A: I knew something significant was going on when all the women at Olde Discount called me in 1995 [after Antilla wrote a story about abusive sales practices at the regional brokerage]. I had been writing about the business for 17 years, so I was definitely accustomed to hearing that women on Wall Street were not treated well.

But this notion that management at Olde so wanted to get rid of women that they would push out ones that were making a lot of money for the firm really astounded me. When I asked the women to prove it and they did, I knew I had a big story. All along I knew this was history. I thought "I have to go and cover this."

Even before I had a publisher, I would take along a photographer with me. I knew I wanted to write a book so I would just pay for that myself. I saw all along there was a lot of rewriting of history going on by the brokerage industry. If you don't write it down as its happening, you run the risk of the record being changed.

Q: The Boom Boom Room and other tales of harassment on Wall Street were hot, front-page stories, and then the media's attention faded. Why is that?

A: This is a topic that people are really uncomfortable about. Editors are afraid of lawsuits. Depending on which person you're dealing with, you never know what personal feelings someone might have about this issue. We've had some surprising rejections for interviews about the book. Someone will say to my publicist, "We don't do sexual harassment."

Q: The common notion on Wall Street seems to be "these problems have been fixed."

A: No way. It is so not fixed. Maybe that's part of the problem. Editors and reporters think it has been fixed. It's slightly better, but there is a long way to go. If not for the fact that Eliot Spitzer has made people more open-minded about problems in general on Wall Street, there might not be the receptivity. It has been particularly apparent on call-in radio shows. People really were interested.

Q: Why are less women on Wall Street now than two years ago?

A: Women are disappointed. Part of the answer is that it's a distasteful place for a lot of them to work. The women who spent a lot of money to get MBAs in the '80s started to see that after spending all that money and having loans to pay off, several years out, they aren't making as much as the guys next to them.

So a woman goes into a job, she invests money to get it, and the job doesn't pay off. The job isn't professionally satisfying, and it isn't socially satisfying, and it isn't emotionally satisfying because some of the women are getting figuratively beaten up. So why stay?

Q: What do you think will be the effect of putting Sallie Krawcheck at the top of Salomon Smith Barney?

A: Boy.... Well, that is a question that only time will answer. The best answer that I can give you is back in 1997, when Smith Barney and the women announced the proposed settlement, they could not have been more excited about installing Johnetta Cole as the senior diversity officer of the settlement and the company. So far as anything that I can tell, she became the invisible woman. If you called Smith Barney, no one would be able to tell you where she was, how to reach her, or what she was doing.

We have a record of seeing this firm be very good when the heat is on, coming up with the right names and the right public relations. I hope Sallie Krawcheck is an exception to what we've seen them do historically.

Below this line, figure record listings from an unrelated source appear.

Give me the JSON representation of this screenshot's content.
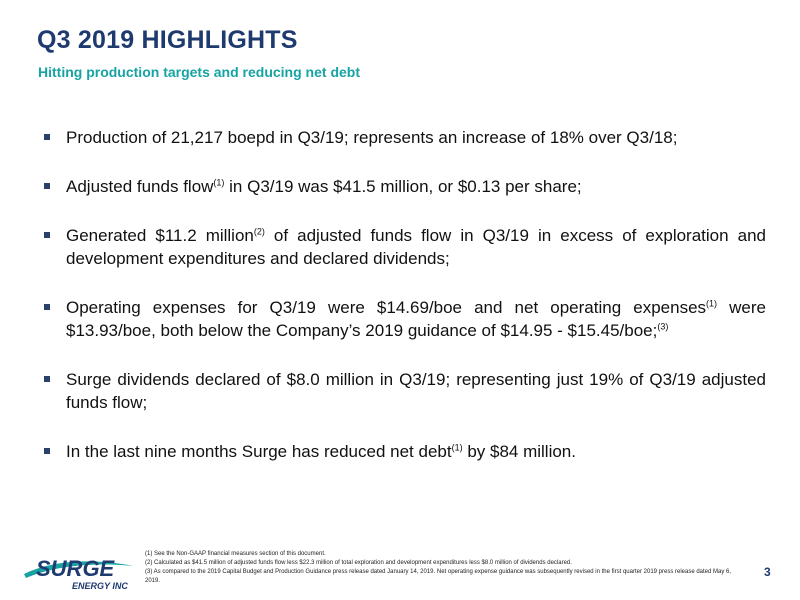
{
  "header": {
    "title": "Q3 2019 HIGHLIGHTS",
    "subtitle": "Hitting production targets and reducing net debt"
  },
  "bullets": [
    {
      "parts": [
        {
          "t": "Production of 21,217 boepd in Q3/19; represents an increase of 18% over Q3/18;"
        }
      ]
    },
    {
      "parts": [
        {
          "t": "Adjusted funds flow"
        },
        {
          "t": "(1)",
          "sup": true
        },
        {
          "t": " in Q3/19 was $41.5 million, or $0.13 per share;"
        }
      ]
    },
    {
      "parts": [
        {
          "t": "Generated $11.2 million"
        },
        {
          "t": "(2)",
          "sup": true
        },
        {
          "t": " of adjusted funds flow in Q3/19 in excess of exploration and development expenditures and declared dividends;"
        }
      ]
    },
    {
      "parts": [
        {
          "t": "Operating expenses for Q3/19 were $14.69/boe and net operating expenses"
        },
        {
          "t": "(1)",
          "sup": true
        },
        {
          "t": " were $13.93/boe, both below the Company’s 2019 guidance of $14.95 - $15.45/boe;"
        },
        {
          "t": "(3)",
          "sup": true
        }
      ]
    },
    {
      "parts": [
        {
          "t": "Surge dividends declared of $8.0 million in Q3/19; representing just 19% of Q3/19 adjusted funds flow;"
        }
      ]
    },
    {
      "parts": [
        {
          "t": "In the last nine months Surge has reduced net debt"
        },
        {
          "t": "(1)",
          "sup": true
        },
        {
          "t": " by $84 million."
        }
      ]
    }
  ],
  "footnotes": [
    "(1) See the Non-GAAP financial measures section of this document.",
    "(2) Calculated as $41.5 million of adjusted funds flow less $22.3 million of total exploration and development expenditures less $8.0 million of dividends declared.",
    "(3) As compared to the 2019 Capital Budget and Production Guidance press release dated January 14, 2019. Net operating expense guidance was subsequently revised in the first quarter 2019 press release dated May 6, 2019."
  ],
  "logo": {
    "text": "SURGE",
    "subtext": "ENERGY INC"
  },
  "page_number": "3",
  "colors": {
    "title": "#1f3a6e",
    "subtitle": "#17a3a3",
    "logo_text": "#1f3a6e",
    "logo_swoosh": "#17a3a3"
  }
}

Still, we don't know what the deal is between her and Weill. We don't really know what authority she has. When push comes to shove, he's the ultimate decision-maker there. He has the authority over her. And while its wonderful to have a woman in her spot, her boss is a man, as is most of the board of directors. So she's a minority. I'm very glad she's there. It's better than not having her there. But we have to wait and see whether it will really mean anything.

Q: In Tales, it was striking how many women were complicit in other women being treated poorly -- managers who didn't want to rock the boat, or human resources managers who didn't respond to complaints. You would think they would be other women's greatest source of solidarity.

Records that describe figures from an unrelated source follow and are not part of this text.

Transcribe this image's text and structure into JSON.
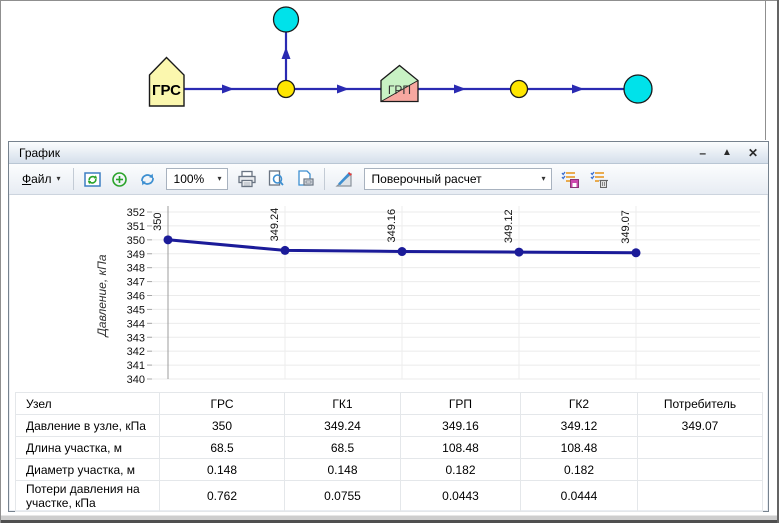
{
  "map": {
    "nodes": [
      {
        "id": "grs",
        "label": "ГРС",
        "type": "source-pentagon"
      },
      {
        "id": "branch-consumer",
        "type": "consumer-circle"
      },
      {
        "id": "gk1",
        "type": "junction-circle"
      },
      {
        "id": "grp",
        "label": "ГРП",
        "type": "regulator-pentagon"
      },
      {
        "id": "gk2",
        "type": "junction-circle"
      },
      {
        "id": "consumer",
        "type": "consumer-circle"
      }
    ]
  },
  "window": {
    "title": "График",
    "controls": {
      "minimize": "–",
      "dock": "▲",
      "close": "✕"
    },
    "toolbar": {
      "file_accel": "Ф",
      "file_rest": "айл",
      "file_caret": "▾",
      "zoom_value": "100%",
      "zoom_caret": "▾",
      "calc_mode": "Поверочный расчет",
      "calc_caret": "▾",
      "icons": {
        "refresh_view": "window-refresh-icon",
        "zoom_all": "green-plus-circle-icon",
        "reload": "blue-circular-arrows-icon",
        "print": "printer-icon",
        "print_preview": "page-magnifier-icon",
        "page_setup": "page-printer-icon",
        "chart_settings": "triangle-pencil-icon",
        "save_list": "checklist-save-icon",
        "delete_list": "checklist-delete-icon"
      }
    },
    "table": {
      "rows": [
        {
          "label": "Узел",
          "values": [
            "ГРС",
            "ГК1",
            "ГРП",
            "ГК2",
            "Потребитель"
          ]
        },
        {
          "label": "Давление в узле, кПа",
          "values": [
            "350",
            "349.24",
            "349.16",
            "349.12",
            "349.07"
          ]
        },
        {
          "label": "Длина участка, м",
          "values": [
            "68.5",
            "68.5",
            "108.48",
            "108.48",
            ""
          ]
        },
        {
          "label": "Диаметр участка, м",
          "values": [
            "0.148",
            "0.148",
            "0.182",
            "0.182",
            ""
          ]
        },
        {
          "label": "Потери давления на участке, кПа",
          "values": [
            "0.762",
            "0.0755",
            "0.0443",
            "0.0444",
            ""
          ]
        }
      ]
    }
  },
  "chart_data": {
    "type": "line",
    "title": "",
    "categories": [
      "ГРС",
      "ГК1",
      "ГРП",
      "ГК2",
      "Потребитель"
    ],
    "values": [
      350,
      349.24,
      349.16,
      349.12,
      349.07
    ],
    "point_labels": [
      "350",
      "349.24",
      "349.16",
      "349.12",
      "349.07"
    ],
    "xlabel": "",
    "ylabel": "Давление, кПа",
    "ylim": [
      340,
      352
    ],
    "ytick_step": 1,
    "grid": true,
    "legend": "none",
    "line_color": "#1b1b99"
  },
  "colors": {
    "edge_blue": "#2a2ab2",
    "node_yellow": "#ffe600",
    "node_cyan": "#00e2ea",
    "grs_fill": "#fbf7ae",
    "grp_green": "#c8f2c4",
    "grp_pink": "#f7a8a0",
    "chart_line": "#1b1b99"
  }
}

A: Some of that inability for women to stick up for other women must come from insecurity at your job. If you felt you had power, I'd think it would be much easier to stick up for someone. There were men who were in stronger positions who did not speak up. Sisterhood is terrific, but sisters did not have a lot of power.

Q: Most women who filed cases against their Wall Street employers didn't

appear to get big-money settlements, and many have left the industry. Do you think most plaintiffs think it was worth it in the long run?

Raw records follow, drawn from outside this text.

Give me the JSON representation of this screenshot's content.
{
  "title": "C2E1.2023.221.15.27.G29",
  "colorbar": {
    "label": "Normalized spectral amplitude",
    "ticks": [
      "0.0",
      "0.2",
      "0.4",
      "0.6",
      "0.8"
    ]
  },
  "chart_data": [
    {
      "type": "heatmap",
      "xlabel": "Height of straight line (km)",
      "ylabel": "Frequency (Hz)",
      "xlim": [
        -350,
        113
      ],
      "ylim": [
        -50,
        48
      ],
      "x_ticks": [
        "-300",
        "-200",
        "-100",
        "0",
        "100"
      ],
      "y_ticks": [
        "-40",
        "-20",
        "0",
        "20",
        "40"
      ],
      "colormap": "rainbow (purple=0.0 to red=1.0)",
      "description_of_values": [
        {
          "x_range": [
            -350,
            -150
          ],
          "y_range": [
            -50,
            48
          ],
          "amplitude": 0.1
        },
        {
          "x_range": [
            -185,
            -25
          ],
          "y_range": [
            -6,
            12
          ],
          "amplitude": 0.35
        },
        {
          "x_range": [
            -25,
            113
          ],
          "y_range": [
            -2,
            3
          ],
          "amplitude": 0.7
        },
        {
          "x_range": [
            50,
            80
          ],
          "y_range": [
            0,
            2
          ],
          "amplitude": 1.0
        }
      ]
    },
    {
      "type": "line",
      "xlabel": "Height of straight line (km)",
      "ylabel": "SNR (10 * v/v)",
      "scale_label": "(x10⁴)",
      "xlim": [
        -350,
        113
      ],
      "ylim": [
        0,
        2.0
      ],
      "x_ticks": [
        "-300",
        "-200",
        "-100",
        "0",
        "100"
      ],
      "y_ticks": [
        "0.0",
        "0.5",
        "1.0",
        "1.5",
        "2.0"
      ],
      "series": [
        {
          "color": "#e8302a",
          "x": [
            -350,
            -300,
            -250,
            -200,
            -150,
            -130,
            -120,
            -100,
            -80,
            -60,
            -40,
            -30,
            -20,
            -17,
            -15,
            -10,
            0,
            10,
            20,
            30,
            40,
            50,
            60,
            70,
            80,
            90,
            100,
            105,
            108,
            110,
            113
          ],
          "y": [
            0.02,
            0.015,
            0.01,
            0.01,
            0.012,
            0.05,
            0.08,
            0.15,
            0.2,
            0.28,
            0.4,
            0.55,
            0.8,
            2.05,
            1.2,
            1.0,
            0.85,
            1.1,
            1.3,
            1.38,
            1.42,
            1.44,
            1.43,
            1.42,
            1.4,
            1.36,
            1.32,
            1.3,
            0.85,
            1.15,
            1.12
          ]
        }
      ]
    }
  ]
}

A: We don't actually know what the Smith Barney and Merrill women got,

because 99% of them mediated and agreed to hold their settlement amounts confidential. As to whether they think it was worth it, there's a lot of unhappiness among the plaintiffs, which is too bad. Some are so distracted sniping at each other that I think they've forgotten that they've accomplished a lot.

These are women who were real crusaders, but like a lot of crusaders, they don't get to reap the rewards. It's the women who come after them who will work in more comfort because of what the crusaders of the 1990s did.